The agreement, called the State Authorization Reciprocity Agreement or SARA, was established in 2014 with the help of a grant from Lumina Foundation. The agreement creates a more efficient and effective authorization process for distance and online programs for member states and participating colleges. It also ensures greater consumer protection for students by requiring online education providers to meet standards of quality. Indiana was the first state to join SARA.
“Indiana understands that if we hope to meet our goal for 60 percent of Hoosier adults to have a quality degree or credential by 2025, online learning must be supported as a way to help us achieve it,” Indiana Commissioner for Higher Education Teresa Lubbers said. “Our state’s early membership in SARA and our public colleges’ swiftness to participate reflect Indiana’s commitment to improving access to quality online courses and reducing the red tape that makes it difficult for colleges to offer their programs to our students.”
Once SARA participating colleges are authorized to provide these programs in their home states, they are approved to offer distance education for students in all states that are also SARA members. All of Indiana’s public institutions, more than half of the state’s private colleges and two for-profit institutions currently operate under SARA.

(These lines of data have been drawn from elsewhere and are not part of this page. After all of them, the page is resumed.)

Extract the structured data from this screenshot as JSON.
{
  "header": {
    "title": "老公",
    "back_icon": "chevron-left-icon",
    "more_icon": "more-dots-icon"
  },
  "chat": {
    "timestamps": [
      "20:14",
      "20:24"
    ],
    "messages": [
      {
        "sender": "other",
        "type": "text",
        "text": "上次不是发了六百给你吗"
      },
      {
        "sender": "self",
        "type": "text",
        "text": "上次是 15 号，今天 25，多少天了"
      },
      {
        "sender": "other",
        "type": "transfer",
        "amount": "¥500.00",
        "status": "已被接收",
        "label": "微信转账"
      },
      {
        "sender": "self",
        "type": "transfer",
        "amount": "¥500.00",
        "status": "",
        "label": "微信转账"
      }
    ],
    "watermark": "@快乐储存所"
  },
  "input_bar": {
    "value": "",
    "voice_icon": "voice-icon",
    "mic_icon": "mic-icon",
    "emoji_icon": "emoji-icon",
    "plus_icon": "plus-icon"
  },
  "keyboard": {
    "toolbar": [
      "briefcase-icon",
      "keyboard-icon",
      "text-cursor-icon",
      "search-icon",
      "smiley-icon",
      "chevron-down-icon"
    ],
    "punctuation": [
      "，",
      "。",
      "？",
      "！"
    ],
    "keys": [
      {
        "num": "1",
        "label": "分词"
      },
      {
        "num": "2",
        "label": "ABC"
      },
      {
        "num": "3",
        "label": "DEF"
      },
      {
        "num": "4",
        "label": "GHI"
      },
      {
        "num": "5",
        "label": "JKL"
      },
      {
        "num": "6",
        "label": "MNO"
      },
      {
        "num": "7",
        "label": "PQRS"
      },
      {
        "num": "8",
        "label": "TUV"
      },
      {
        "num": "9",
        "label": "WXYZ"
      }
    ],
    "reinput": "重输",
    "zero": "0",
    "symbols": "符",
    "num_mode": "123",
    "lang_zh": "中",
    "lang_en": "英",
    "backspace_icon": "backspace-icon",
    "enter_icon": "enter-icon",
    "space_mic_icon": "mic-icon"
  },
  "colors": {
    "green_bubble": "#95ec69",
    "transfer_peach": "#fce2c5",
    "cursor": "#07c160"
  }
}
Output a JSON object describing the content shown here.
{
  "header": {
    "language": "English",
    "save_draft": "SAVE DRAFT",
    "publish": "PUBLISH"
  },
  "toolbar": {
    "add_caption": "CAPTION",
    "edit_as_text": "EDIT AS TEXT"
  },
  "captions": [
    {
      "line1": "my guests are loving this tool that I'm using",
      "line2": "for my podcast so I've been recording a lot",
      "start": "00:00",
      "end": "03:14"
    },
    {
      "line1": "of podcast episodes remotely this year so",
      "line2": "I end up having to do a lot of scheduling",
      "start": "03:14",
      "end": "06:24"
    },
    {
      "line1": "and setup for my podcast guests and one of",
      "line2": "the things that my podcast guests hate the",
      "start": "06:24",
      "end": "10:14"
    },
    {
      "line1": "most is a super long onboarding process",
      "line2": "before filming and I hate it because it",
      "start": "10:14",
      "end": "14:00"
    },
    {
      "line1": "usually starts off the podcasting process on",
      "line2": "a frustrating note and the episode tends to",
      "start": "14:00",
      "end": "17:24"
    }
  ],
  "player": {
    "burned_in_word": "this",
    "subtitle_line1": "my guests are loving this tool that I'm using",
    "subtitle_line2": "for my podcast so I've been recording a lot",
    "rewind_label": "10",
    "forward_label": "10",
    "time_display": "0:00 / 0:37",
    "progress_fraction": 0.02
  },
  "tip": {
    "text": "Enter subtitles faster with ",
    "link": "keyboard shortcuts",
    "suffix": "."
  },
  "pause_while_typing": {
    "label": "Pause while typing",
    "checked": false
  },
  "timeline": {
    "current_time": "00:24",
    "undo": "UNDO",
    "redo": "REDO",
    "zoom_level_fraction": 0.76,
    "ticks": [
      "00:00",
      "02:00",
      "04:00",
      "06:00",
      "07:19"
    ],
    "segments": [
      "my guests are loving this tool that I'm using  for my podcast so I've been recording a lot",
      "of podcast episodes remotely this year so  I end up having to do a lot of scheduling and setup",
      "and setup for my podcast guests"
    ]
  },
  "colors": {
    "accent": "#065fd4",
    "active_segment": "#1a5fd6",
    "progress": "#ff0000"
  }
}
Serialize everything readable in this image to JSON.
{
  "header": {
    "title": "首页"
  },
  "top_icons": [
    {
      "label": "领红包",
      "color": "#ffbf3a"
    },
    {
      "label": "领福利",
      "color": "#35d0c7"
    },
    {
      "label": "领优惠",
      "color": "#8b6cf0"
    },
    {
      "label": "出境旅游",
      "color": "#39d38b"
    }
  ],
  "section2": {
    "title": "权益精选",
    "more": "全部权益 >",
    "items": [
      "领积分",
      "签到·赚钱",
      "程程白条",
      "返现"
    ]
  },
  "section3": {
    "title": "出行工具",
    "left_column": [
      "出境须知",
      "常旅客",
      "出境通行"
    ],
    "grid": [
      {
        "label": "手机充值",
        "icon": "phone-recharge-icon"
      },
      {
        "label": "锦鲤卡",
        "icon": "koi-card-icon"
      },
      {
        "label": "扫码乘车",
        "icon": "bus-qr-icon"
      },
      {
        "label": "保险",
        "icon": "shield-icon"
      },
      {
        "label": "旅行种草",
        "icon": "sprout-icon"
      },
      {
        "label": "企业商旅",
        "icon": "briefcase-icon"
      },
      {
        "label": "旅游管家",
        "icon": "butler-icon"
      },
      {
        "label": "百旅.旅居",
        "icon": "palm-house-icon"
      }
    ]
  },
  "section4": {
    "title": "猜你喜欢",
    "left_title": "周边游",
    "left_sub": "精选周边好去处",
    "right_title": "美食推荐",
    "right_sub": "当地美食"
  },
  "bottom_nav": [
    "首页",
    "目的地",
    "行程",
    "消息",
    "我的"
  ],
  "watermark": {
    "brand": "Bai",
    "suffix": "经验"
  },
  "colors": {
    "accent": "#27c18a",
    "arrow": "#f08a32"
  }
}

Prior to SARA, all colleges had to coordinate with as many as 54 separate states and territories, some of which had multiple regulatory agencies and processes, to gain authorization for their distance and online programs. This process was inefficient, costly and ineffective when it came to giving students access to quality distance learning programs.
“Indiana has been in the vanguard of the reciprocity movement since before SARA was conceived,” Director of the Midwestern State Authorization Reciprocity Agreement, Jennifer Parks said. “From the beginning of my work with the project, ICHE has been an energetic partner and thought leader, piloting processes and policies that would later become part of SARA across the nation. The country owes much to the vision at ICHE that has helped SARA become so rapidly successful.”